Every once in a while a bankruptcy Chapter 13 trustee will object based on some issue which really was not germane to the case in the first place; thus, most judges are not listening to the Chapter 13 trustee’s objection and if there’s not creditor objection the motion to extend the stay will likely be granted.
Whatever your situation is you want to listen to the advice of your bankruptcy attorney. You want to disclose all the transfers and all of the property that you have in either form of bankruptcy case to your bankruptcy attorney. Let your attorney guide you through the process. If your attorney believes that what you did was fraudulent your attorney will hopefully advise you of that fact and you can make actions accordingly. Always heed the bankruptcy advice of your counsel.

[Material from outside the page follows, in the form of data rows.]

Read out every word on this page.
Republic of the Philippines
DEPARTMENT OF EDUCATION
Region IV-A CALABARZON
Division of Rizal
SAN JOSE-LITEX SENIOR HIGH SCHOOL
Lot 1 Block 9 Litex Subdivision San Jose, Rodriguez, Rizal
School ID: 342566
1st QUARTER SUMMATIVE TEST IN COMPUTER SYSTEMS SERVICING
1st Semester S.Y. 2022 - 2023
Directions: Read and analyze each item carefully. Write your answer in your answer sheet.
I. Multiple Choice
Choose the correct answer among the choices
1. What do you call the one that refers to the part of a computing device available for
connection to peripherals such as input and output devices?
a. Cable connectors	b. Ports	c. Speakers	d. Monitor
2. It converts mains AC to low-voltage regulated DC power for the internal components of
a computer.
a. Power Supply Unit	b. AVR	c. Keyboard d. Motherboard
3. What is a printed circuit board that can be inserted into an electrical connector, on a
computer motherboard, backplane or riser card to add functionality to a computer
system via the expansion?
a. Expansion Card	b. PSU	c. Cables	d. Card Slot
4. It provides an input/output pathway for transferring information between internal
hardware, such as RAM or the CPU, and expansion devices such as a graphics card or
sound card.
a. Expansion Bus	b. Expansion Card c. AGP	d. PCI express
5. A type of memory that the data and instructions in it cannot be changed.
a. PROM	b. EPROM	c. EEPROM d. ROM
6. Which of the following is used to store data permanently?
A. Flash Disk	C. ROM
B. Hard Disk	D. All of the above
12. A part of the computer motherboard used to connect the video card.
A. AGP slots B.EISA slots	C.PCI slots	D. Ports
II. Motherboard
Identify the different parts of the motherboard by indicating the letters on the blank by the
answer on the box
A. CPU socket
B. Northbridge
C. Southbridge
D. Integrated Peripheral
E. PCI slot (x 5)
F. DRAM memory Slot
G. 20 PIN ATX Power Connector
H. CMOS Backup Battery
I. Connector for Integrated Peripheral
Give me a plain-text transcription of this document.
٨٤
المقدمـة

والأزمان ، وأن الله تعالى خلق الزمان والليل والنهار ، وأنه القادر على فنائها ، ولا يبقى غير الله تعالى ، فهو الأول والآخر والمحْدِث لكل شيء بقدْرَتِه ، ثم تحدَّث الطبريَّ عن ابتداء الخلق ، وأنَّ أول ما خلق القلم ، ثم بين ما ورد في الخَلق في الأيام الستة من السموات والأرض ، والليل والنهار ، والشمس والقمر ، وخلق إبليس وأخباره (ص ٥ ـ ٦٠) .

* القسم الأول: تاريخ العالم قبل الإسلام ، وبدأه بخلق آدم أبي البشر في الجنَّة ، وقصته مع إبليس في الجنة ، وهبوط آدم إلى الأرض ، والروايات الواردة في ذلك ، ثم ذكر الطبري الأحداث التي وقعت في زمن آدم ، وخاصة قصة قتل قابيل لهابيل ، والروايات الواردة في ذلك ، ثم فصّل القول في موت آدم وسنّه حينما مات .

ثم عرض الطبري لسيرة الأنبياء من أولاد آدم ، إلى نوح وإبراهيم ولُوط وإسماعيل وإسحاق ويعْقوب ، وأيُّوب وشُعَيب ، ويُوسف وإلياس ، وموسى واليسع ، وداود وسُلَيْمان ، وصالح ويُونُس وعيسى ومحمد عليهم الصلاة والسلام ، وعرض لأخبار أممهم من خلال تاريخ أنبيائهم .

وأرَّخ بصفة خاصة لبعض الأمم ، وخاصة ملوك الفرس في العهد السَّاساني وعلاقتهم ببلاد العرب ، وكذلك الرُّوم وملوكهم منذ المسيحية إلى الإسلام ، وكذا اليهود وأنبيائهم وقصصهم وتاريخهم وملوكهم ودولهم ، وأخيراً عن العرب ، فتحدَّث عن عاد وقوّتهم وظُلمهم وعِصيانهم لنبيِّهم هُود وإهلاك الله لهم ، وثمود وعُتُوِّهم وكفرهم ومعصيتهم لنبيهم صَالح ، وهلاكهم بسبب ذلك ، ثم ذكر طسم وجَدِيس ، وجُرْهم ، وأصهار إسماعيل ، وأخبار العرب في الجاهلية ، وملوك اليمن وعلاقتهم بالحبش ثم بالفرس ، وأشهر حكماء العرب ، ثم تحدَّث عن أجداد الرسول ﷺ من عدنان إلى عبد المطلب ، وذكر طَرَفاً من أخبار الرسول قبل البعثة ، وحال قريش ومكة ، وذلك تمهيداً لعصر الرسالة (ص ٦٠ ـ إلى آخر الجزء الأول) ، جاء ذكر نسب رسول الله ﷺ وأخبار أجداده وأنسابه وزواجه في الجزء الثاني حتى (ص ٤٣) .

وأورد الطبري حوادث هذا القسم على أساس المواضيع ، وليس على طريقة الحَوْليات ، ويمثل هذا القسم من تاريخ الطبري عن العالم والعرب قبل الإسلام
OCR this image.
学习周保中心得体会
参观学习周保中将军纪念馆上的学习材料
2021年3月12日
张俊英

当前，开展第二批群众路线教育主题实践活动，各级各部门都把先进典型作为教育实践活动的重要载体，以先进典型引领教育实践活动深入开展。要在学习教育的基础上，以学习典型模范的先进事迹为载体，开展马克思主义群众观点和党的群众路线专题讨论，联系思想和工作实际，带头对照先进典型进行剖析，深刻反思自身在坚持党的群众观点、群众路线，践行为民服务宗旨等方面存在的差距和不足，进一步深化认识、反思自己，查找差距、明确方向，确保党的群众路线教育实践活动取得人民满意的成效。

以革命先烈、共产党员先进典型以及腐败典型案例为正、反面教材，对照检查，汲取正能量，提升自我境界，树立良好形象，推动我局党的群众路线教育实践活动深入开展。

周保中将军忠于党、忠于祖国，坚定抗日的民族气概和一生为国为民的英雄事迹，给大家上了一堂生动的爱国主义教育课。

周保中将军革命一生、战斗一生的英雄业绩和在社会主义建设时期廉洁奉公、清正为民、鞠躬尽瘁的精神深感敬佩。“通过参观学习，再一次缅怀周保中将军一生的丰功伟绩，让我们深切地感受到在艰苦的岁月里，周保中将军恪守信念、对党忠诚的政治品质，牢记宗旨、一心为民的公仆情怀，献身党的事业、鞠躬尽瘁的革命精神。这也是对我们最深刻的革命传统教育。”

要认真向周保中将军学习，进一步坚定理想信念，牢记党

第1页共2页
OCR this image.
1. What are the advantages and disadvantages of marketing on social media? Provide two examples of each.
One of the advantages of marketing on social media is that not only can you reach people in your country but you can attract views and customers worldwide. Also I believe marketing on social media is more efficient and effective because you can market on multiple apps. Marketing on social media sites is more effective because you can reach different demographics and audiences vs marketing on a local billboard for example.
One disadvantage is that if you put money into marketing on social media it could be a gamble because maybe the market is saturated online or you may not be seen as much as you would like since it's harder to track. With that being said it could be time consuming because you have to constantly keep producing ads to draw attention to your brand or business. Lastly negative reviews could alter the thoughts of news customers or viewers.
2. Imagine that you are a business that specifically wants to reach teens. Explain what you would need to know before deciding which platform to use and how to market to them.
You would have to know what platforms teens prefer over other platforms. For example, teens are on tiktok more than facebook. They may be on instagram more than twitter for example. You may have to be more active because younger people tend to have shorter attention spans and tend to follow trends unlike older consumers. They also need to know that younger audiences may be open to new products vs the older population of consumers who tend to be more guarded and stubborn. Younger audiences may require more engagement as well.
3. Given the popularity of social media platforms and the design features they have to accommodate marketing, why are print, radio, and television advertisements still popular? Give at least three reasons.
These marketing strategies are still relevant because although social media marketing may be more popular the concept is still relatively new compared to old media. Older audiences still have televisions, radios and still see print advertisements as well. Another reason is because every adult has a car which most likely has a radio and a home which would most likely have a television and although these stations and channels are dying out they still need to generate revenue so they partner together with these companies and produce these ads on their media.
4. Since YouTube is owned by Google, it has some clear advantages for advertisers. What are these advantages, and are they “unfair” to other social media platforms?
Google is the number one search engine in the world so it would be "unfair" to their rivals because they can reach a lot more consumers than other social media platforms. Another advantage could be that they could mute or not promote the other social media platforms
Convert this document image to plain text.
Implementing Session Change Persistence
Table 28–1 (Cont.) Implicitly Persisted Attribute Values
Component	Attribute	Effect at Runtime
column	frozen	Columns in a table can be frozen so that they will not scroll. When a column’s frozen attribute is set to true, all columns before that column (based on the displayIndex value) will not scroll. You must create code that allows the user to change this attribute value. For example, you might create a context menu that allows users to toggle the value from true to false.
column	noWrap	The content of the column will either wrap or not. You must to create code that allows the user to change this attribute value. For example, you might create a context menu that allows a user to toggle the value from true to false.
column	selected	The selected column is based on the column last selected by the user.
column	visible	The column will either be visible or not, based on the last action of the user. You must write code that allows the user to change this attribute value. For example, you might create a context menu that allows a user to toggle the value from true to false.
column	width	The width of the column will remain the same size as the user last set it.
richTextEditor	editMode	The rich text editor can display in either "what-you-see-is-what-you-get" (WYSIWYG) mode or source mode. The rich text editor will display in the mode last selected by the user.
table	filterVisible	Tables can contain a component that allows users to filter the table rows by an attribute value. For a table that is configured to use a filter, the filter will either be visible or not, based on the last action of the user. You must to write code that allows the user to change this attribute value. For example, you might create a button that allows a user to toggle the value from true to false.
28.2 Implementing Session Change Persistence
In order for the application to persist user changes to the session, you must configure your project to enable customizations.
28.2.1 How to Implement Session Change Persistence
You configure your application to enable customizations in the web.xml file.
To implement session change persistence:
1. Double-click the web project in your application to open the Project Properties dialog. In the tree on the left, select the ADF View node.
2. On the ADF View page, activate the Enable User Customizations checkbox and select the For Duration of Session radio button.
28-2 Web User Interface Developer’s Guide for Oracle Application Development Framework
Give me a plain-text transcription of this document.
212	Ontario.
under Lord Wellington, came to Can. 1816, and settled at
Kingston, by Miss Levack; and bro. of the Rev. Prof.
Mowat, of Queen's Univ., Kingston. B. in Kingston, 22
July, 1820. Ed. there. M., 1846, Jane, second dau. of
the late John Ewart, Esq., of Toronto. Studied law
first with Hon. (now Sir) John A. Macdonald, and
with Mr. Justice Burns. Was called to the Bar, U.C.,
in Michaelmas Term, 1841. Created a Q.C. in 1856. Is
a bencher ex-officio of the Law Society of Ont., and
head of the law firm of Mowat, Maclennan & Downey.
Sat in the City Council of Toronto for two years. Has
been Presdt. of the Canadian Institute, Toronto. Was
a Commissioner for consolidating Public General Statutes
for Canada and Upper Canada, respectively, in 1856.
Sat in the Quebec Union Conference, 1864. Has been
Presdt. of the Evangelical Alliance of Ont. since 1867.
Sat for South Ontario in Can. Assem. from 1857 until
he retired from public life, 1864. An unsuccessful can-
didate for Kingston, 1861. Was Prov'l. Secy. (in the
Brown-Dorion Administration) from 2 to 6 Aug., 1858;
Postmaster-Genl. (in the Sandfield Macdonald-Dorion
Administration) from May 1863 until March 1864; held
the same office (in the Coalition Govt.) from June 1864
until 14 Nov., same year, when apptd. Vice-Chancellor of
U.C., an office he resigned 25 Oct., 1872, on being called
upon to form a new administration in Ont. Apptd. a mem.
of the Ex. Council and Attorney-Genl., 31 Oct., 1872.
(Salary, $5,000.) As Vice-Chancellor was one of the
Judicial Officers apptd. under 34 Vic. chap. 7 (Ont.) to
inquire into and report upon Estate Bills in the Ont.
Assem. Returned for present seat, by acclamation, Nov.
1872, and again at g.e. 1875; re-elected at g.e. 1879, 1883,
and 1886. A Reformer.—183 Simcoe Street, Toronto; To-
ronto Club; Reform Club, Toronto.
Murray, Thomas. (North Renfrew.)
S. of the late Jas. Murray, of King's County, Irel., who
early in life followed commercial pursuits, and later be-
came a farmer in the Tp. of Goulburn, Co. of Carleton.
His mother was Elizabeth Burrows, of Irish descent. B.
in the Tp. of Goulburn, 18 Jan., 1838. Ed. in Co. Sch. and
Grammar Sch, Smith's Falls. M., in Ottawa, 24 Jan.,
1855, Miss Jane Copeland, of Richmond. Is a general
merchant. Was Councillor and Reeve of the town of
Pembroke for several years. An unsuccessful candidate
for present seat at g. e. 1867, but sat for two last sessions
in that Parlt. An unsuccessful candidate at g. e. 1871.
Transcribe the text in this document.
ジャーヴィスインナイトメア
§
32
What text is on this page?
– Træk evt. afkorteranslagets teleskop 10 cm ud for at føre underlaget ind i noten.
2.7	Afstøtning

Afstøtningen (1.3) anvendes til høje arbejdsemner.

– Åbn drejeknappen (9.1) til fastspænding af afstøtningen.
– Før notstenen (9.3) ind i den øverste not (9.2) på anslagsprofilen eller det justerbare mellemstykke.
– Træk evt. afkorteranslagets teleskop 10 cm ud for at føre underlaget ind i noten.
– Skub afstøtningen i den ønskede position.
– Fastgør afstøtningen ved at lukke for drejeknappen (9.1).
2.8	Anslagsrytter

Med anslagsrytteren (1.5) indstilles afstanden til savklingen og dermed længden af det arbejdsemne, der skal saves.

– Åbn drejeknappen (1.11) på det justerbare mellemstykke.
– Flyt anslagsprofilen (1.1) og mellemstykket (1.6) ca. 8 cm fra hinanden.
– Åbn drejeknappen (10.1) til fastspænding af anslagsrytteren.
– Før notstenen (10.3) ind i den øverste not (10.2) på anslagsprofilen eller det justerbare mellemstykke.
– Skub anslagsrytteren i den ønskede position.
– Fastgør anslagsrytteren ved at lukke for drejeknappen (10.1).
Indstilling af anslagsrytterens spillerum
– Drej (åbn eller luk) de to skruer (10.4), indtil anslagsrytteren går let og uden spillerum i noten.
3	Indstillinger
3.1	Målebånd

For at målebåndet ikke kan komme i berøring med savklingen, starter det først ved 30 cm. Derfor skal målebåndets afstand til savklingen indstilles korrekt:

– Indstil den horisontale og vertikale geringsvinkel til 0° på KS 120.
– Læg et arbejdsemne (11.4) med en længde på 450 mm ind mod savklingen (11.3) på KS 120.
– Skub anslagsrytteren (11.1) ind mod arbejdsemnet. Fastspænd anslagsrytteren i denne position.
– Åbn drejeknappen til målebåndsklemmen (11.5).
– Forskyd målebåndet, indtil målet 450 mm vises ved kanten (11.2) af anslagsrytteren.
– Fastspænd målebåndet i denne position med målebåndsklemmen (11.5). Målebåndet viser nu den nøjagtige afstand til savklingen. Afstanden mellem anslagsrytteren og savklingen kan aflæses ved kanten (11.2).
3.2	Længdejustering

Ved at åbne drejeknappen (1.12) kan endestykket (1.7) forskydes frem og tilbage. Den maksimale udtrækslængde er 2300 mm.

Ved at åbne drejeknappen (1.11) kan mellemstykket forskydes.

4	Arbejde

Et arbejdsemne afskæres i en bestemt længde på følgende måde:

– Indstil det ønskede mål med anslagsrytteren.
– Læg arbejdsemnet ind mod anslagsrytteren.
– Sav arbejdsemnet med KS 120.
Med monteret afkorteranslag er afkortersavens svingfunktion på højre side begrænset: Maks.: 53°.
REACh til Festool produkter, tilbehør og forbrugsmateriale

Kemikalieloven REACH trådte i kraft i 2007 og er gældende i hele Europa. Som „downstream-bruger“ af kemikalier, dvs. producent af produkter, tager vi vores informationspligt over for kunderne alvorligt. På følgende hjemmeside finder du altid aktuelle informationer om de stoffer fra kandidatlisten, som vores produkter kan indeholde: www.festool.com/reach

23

If on the other hand you do not disclose something to your trustee it will likely come out to the trustee at the 341 meeting of creditors. This is where you are under oath and you have to answer yes/no questions pertaining to the documents filed in your case. The trustee will also ask you with regard to real estate whether you’ve owned any real estate in the last four years. The trustee also wants to know have you given away or sold anything for less than its fair market value. You do not want to lie under oath to the bankruptcy trustee; you do not want to commit bankruptcy fraud. You are much better off repaying your creditors over time or going through a non-bankruptcy remedy as opposed to getting into trouble with Federal bankruptcy law.
Once again, consult with your local bankruptcy lawyer with regard to any specific questions about your particular case because bankruptcy is serious.